Curiously though, moving my whole Latex project folder to the root of my hard drive seems to fix it, which gets me back to the question about possible filename length issues. It just seems weird that it would be intermittent; Latex systems may have some problems, but intermittent compile issues when nothing in the source has changed are not a class of problem I've encountered before. Any thoughts?

My thesis is currently about 110 pgs, long bibliography, various lists (notation, figures, TOC, etc). That doesn't seem that crazy to me considering how long some PhD theses are, but is there any possibility I'm running into some sort of output buffer error or something?

Final Update

The intermittent behaviour mentioned above was probably a mistake on my behalf. After a lot of experimenting, I found that simply shortening the paths and image filenames solved my problem.

I did not experiment enough to determine the exact cutoff for length, but the problematic filenames before the switch were up to 141 characters long including the path and extension. After shortening path and filenames, the longest are 105 characters, and everything's building fine now. So, the cutoff for my system must be somewhere in that range.

For reference, I am building using MikTeX 2.8 and TeXnic Center 2 Alpha 3 on Windows 7 x64.

Best Answer

I am not aware of specific restrictions within LaTeX but you would need to be within any limits of your OS or any programs you call (many, for example, do not allow filenames with special characters or spaces).

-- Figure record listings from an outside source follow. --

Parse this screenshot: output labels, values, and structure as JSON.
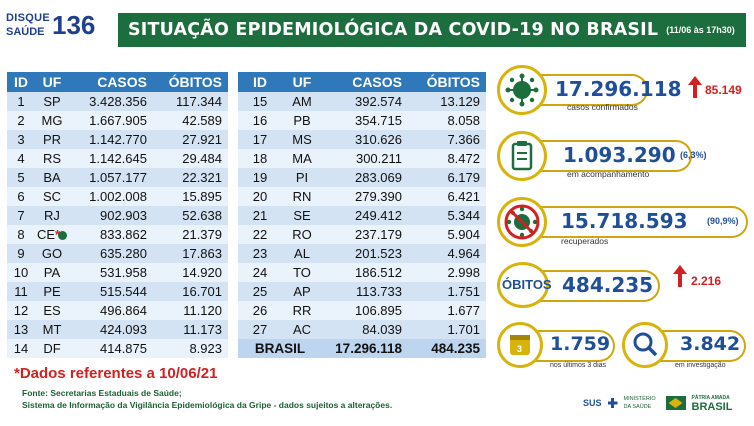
{
  "logo": {
    "line1": "DISQUE",
    "line2": "SAÚDE",
    "number": "136"
  },
  "title": {
    "text": "SITUAÇÃO EPIDEMIOLÓGICA DA COVID-19 NO BRASIL",
    "date": "(11/06 às 17h30)"
  },
  "table": {
    "headers": [
      "ID",
      "UF",
      "CASOS",
      "ÓBITOS"
    ],
    "left_rows": [
      [
        "1",
        "SP",
        "3.428.356",
        "117.344"
      ],
      [
        "2",
        "MG",
        "1.667.905",
        "42.589"
      ],
      [
        "3",
        "PR",
        "1.142.770",
        "27.921"
      ],
      [
        "4",
        "RS",
        "1.142.645",
        "29.484"
      ],
      [
        "5",
        "BA",
        "1.057.177",
        "22.321"
      ],
      [
        "6",
        "SC",
        "1.002.008",
        "15.895"
      ],
      [
        "7",
        "RJ",
        "902.903",
        "52.638"
      ],
      [
        "8",
        "CE",
        "833.862",
        "21.379"
      ],
      [
        "9",
        "GO",
        "635.280",
        "17.863"
      ],
      [
        "10",
        "PA",
        "531.958",
        "14.920"
      ],
      [
        "11",
        "PE",
        "515.544",
        "16.701"
      ],
      [
        "12",
        "ES",
        "496.864",
        "11.120"
      ],
      [
        "13",
        "MT",
        "424.093",
        "11.173"
      ],
      [
        "14",
        "DF",
        "414.875",
        "8.923"
      ]
    ],
    "right_rows": [
      [
        "15",
        "AM",
        "392.574",
        "13.129"
      ],
      [
        "16",
        "PB",
        "354.715",
        "8.058"
      ],
      [
        "17",
        "MS",
        "310.626",
        "7.366"
      ],
      [
        "18",
        "MA",
        "300.211",
        "8.472"
      ],
      [
        "19",
        "PI",
        "283.069",
        "6.179"
      ],
      [
        "20",
        "RN",
        "279.390",
        "6.421"
      ],
      [
        "21",
        "SE",
        "249.412",
        "5.344"
      ],
      [
        "22",
        "RO",
        "237.179",
        "5.904"
      ],
      [
        "23",
        "AL",
        "201.523",
        "4.964"
      ],
      [
        "24",
        "TO",
        "186.512",
        "2.998"
      ],
      [
        "25",
        "AP",
        "113.733",
        "1.751"
      ],
      [
        "26",
        "RR",
        "106.895",
        "1.677"
      ],
      [
        "27",
        "AC",
        "84.039",
        "1.701"
      ]
    ],
    "total": {
      "label": "BRASIL",
      "cases": "17.296.118",
      "deaths": "484.235"
    },
    "ce_marker": "*"
  },
  "note": "*Dados referentes a 10/06/21",
  "source": {
    "line1": "Fonte: Secretarias Estaduais de Saúde;",
    "line2": "Sistema de Informação da Vigilância Epidemiológica da Gripe - dados sujeitos a alterações."
  },
  "stats": {
    "confirmed": {
      "value": "17.296.118",
      "label": "casos confirmados",
      "delta": "85.149"
    },
    "monitoring": {
      "value": "1.093.290",
      "pct": "(6,3%)",
      "label": "em acompanhamento"
    },
    "recovered": {
      "value": "15.718.593",
      "pct": "(90,9%)",
      "label": "recuperados"
    },
    "deaths": {
      "label": "ÓBITOS",
      "value": "484.235",
      "delta": "2.216"
    },
    "recent": {
      "value": "1.759",
      "label": "nos últimos 3 dias",
      "badge": "3"
    },
    "investigation": {
      "value": "3.842",
      "label": "em investigação"
    }
  },
  "footer": {
    "sus": "SUS",
    "ministry": "MINISTÉRIO DA SAÚDE",
    "gov_top": "PÁTRIA AMADA",
    "gov": "BRASIL"
  },
  "colors": {
    "green": "#1c6e3e",
    "blue": "#2f78b9",
    "gold": "#d7b30c",
    "red": "#d42020"
  }
}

Depending on the purpose of the documents you create there may be restrictions on the naming of graphic files imposed by a publisher. For example, the AMS requires:

  • File names should be no longer than 20 characters, including an extension.
  • Use only lowercase letters, numbers, a dash, or an underscore in the file names.
  • File names should be specific and descriptive, not generic: smith-fig-3.eps is better than fig3.eps.